The rules for the world are established by the IP owner and created in collaboration with the game designer and Hidden Door’s writers. “We basically try to give them the ability to say, in this world, this must happen. This character should always be this way. And then, we use the generative bits to fill in the blanks in a way that is consistent with that.”
“At any given point in the story, we cannot predict what’s going to come out.”
Under the hood, Mason describes the game as a bunch of “very tunable weights and knobs” that allow Hidden Door to tweak the system to be more consistent with what they want it to do, even if the experience of players feels very open-ended. “At any given point in the story, we cannot predict what’s going to come out. But we can inspect it and we can go back and [ask], OK, what were the weights set to here? What are the bits of narrative in the engine that we’re pulled in?” The Hidden Door team looks at the library of tropes the AI is pulling together to create the story, and they can set parameters or otherwise tune the model for a better play experience.

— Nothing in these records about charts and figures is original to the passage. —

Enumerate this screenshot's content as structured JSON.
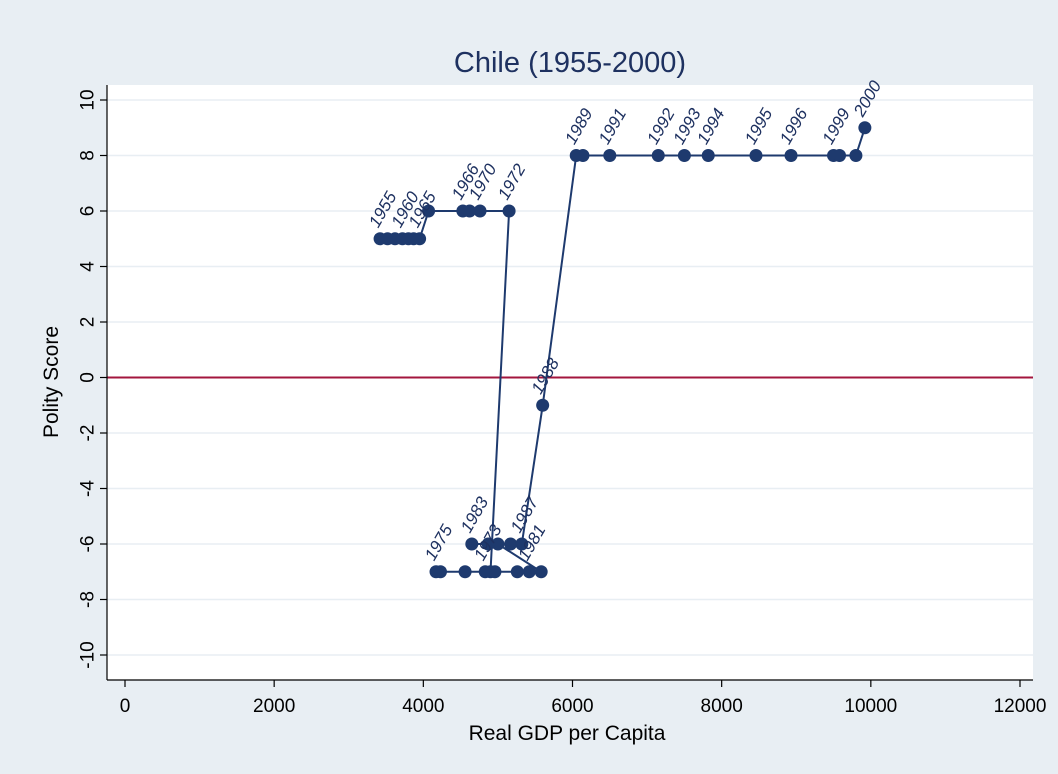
{
  "chart_data": {
    "type": "scatter",
    "title": "Chile (1955-2000)",
    "xlabel": "Real GDP per Capita",
    "ylabel": "Polity Score",
    "xlim": [
      0,
      12000
    ],
    "ylim": [
      -10,
      10
    ],
    "xticks": [
      "0",
      "2000",
      "4000",
      "6000",
      "8000",
      "10000",
      "12000"
    ],
    "yticks": [
      "-10",
      "-8",
      "-6",
      "-4",
      "-2",
      "0",
      "2",
      "4",
      "6",
      "8",
      "10"
    ],
    "grid": true,
    "reference_line": {
      "y": 0,
      "color": "#a3163e"
    },
    "colors": {
      "series": "#1e3a6e",
      "background": "#e8eef3",
      "plot": "#ffffff",
      "grid": "#e8eef3"
    },
    "series": [
      {
        "points": [
          {
            "x": 3420,
            "y": 5
          },
          {
            "x": 3520,
            "y": 5
          },
          {
            "x": 3620,
            "y": 5
          },
          {
            "x": 3720,
            "y": 5
          },
          {
            "x": 3800,
            "y": 5
          },
          {
            "x": 3870,
            "y": 5
          },
          {
            "x": 3950,
            "y": 5
          },
          {
            "x": 4070,
            "y": 6
          },
          {
            "x": 4530,
            "y": 6
          },
          {
            "x": 4620,
            "y": 6
          },
          {
            "x": 4760,
            "y": 6
          },
          {
            "x": 5150,
            "y": 6
          },
          {
            "x": 4900,
            "y": -7
          },
          {
            "x": 4230,
            "y": -7
          },
          {
            "x": 4170,
            "y": -7
          },
          {
            "x": 4560,
            "y": -7
          },
          {
            "x": 4830,
            "y": -7
          },
          {
            "x": 4960,
            "y": -7
          },
          {
            "x": 5260,
            "y": -7
          },
          {
            "x": 5420,
            "y": -7
          },
          {
            "x": 5580,
            "y": -7
          },
          {
            "x": 5000,
            "y": -6
          },
          {
            "x": 4870,
            "y": -6
          },
          {
            "x": 4650,
            "y": -6
          },
          {
            "x": 5170,
            "y": -6
          },
          {
            "x": 5320,
            "y": -6
          },
          {
            "x": 5600,
            "y": -1
          },
          {
            "x": 6050,
            "y": 8
          },
          {
            "x": 6140,
            "y": 8
          },
          {
            "x": 6500,
            "y": 8
          },
          {
            "x": 7150,
            "y": 8
          },
          {
            "x": 7500,
            "y": 8
          },
          {
            "x": 7820,
            "y": 8
          },
          {
            "x": 8460,
            "y": 8
          },
          {
            "x": 8930,
            "y": 8
          },
          {
            "x": 9500,
            "y": 8
          },
          {
            "x": 9580,
            "y": 8
          },
          {
            "x": 9800,
            "y": 8
          },
          {
            "x": 9920,
            "y": 9
          }
        ],
        "labels": [
          {
            "text": "1955",
            "x": 3420,
            "y": 5
          },
          {
            "text": "1960",
            "x": 3720,
            "y": 5
          },
          {
            "text": "1965",
            "x": 3950,
            "y": 5
          },
          {
            "text": "1966",
            "x": 4530,
            "y": 6
          },
          {
            "text": "1970",
            "x": 4760,
            "y": 6
          },
          {
            "text": "1972",
            "x": 5150,
            "y": 6
          },
          {
            "text": "1975",
            "x": 4170,
            "y": -7
          },
          {
            "text": "1973",
            "x": 4830,
            "y": -7
          },
          {
            "text": "1983",
            "x": 4650,
            "y": -6
          },
          {
            "text": "1987",
            "x": 5320,
            "y": -6
          },
          {
            "text": "1981",
            "x": 5420,
            "y": -7
          },
          {
            "text": "1988",
            "x": 5600,
            "y": -1
          },
          {
            "text": "1989",
            "x": 6050,
            "y": 8
          },
          {
            "text": "1991",
            "x": 6500,
            "y": 8
          },
          {
            "text": "1992",
            "x": 7150,
            "y": 8
          },
          {
            "text": "1993",
            "x": 7500,
            "y": 8
          },
          {
            "text": "1994",
            "x": 7820,
            "y": 8
          },
          {
            "text": "1995",
            "x": 8460,
            "y": 8
          },
          {
            "text": "1996",
            "x": 8930,
            "y": 8
          },
          {
            "text": "1999",
            "x": 9500,
            "y": 8
          },
          {
            "text": "2000",
            "x": 9920,
            "y": 9
          }
        ]
      }
    ]
  }
}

One question the developers look at is whether the computer did anything that was unexpected or wrong. If they get feedback like the story feeling unsurprising, that’s another knob the team can adjust. The same way that a dungeon master might adjust the pace of a D&D game if they feel the players are getting bored, Hidden Door’s AI narrator can adjust a game to feel more surprising. Hidden Door devs can tune the surprise factor to keep players engaged without letting things get too psychedelic.
Opening doors with AI
Mason says she hopes that an AI-powered narrator will help reduce the barriers to entry. “It takes a lot of work to run a good game. Like, if one of your friends is going to take on the role of the narrator, the GM, they have to do a lot of prep.”

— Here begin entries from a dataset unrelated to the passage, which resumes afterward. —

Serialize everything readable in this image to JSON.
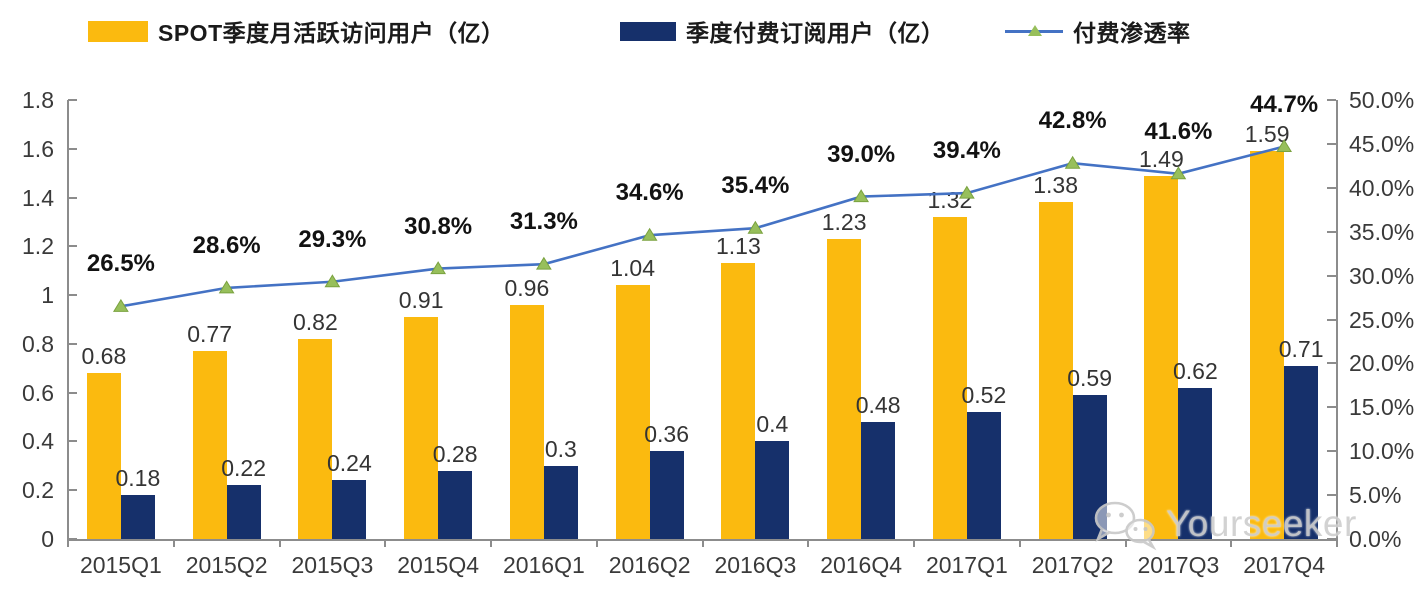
{
  "watermark": {
    "text": "Yourseeker",
    "icon": "wechat-icon"
  },
  "chart_data": {
    "type": "bar",
    "subtype": "combo-bar-line-dual-axis",
    "title": "",
    "categories": [
      "2015Q1",
      "2015Q2",
      "2015Q3",
      "2015Q4",
      "2016Q1",
      "2016Q2",
      "2016Q3",
      "2016Q4",
      "2017Q1",
      "2017Q2",
      "2017Q3",
      "2017Q4"
    ],
    "series": [
      {
        "name": "SPOT季度月活跃访问用户（亿）",
        "type": "bar",
        "axis": "left",
        "color": "#FBBA0F",
        "values": [
          0.68,
          0.77,
          0.82,
          0.91,
          0.96,
          1.04,
          1.13,
          1.23,
          1.32,
          1.38,
          1.49,
          1.59
        ],
        "labels": [
          "0.68",
          "0.77",
          "0.82",
          "0.91",
          "0.96",
          "1.04",
          "1.13",
          "1.23",
          "1.32",
          "1.38",
          "1.49",
          "1.59"
        ]
      },
      {
        "name": "季度付费订阅用户（亿）",
        "type": "bar",
        "axis": "left",
        "color": "#16306B",
        "values": [
          0.18,
          0.22,
          0.24,
          0.28,
          0.3,
          0.36,
          0.4,
          0.48,
          0.52,
          0.59,
          0.62,
          0.71
        ],
        "labels": [
          "0.18",
          "0.22",
          "0.24",
          "0.28",
          "0.3",
          "0.36",
          "0.4",
          "0.48",
          "0.52",
          "0.59",
          "0.62",
          "0.71"
        ]
      },
      {
        "name": "付费渗透率",
        "type": "line",
        "axis": "right",
        "color": "#4472C4",
        "marker": "triangle",
        "marker_color": "#97BF5B",
        "marker_stroke": "#7AA23F",
        "values": [
          26.5,
          28.6,
          29.3,
          30.8,
          31.3,
          34.6,
          35.4,
          39.0,
          39.4,
          42.8,
          41.6,
          44.7
        ],
        "labels": [
          "26.5%",
          "28.6%",
          "29.3%",
          "30.8%",
          "31.3%",
          "34.6%",
          "35.4%",
          "39.0%",
          "39.4%",
          "42.8%",
          "41.6%",
          "44.7%"
        ]
      }
    ],
    "left_axis": {
      "min": 0,
      "max": 1.8,
      "step": 0.2,
      "tick_labels": [
        "0",
        "0.2",
        "0.4",
        "0.6",
        "0.8",
        "1",
        "1.2",
        "1.4",
        "1.6",
        "1.8"
      ]
    },
    "right_axis": {
      "min": 0,
      "max": 50,
      "step": 5,
      "tick_labels": [
        "0.0%",
        "5.0%",
        "10.0%",
        "15.0%",
        "20.0%",
        "25.0%",
        "30.0%",
        "35.0%",
        "40.0%",
        "45.0%",
        "50.0%"
      ]
    },
    "grid": false,
    "legend_position": "top"
  }
}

Can confirm. I’ve run a few D&D campaigns for friends, and it truly takes a substantial investment of time and energy for a game master to run a good session — newer players might have a hard time finding someone who’s willing to put in that amount of effort. Even if you do find someone to be that creative workhorse, you’re still at the mercy of how quickly they can put those ideas together and prepare for a session. The goal of Hidden Door is to use AI’s generative capabilities to take that work off a person’s shoulders and let people jump in and play. “The way we see it is essentially allowing many more people to have this kind of play experience because it reduces the amount of work involved,” Mason said.
Mason emphasized that the goal wasn’t to replace GMs at tables, but rather to give people more options, especially when it comes to the types of intellectual property Hidden Door will use.

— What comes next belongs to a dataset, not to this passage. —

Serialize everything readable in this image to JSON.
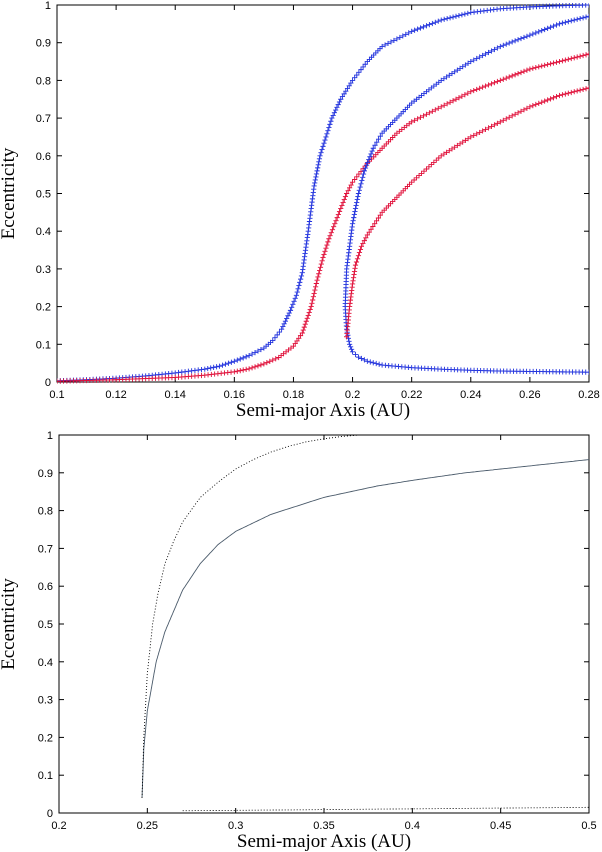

And while AI powers the system, Mason thinks Hidden Door’s appeal isn’t restricted to the novelty of AI. Instead, she hopes people will be drawn to a game that is similarly accessible to RPG video games like Dragon Age and The Witcher, but is even more open-ended. “We don’t think our players need to care at all about the fact that it’s an AI game. Like, to them, it is just a story game where they can actually choose anything and it will play off of that.”
Hidden Door isn’t publicly available yet, but if you’re interested in trying out and thus helping train the AI-infused game, you can join the waitlist. The Hidden Door blog also has several behind-the-scenes look at development, as well as discussions about AI in general, making it a good resource for people who are interested in the technology and its real-time evolution.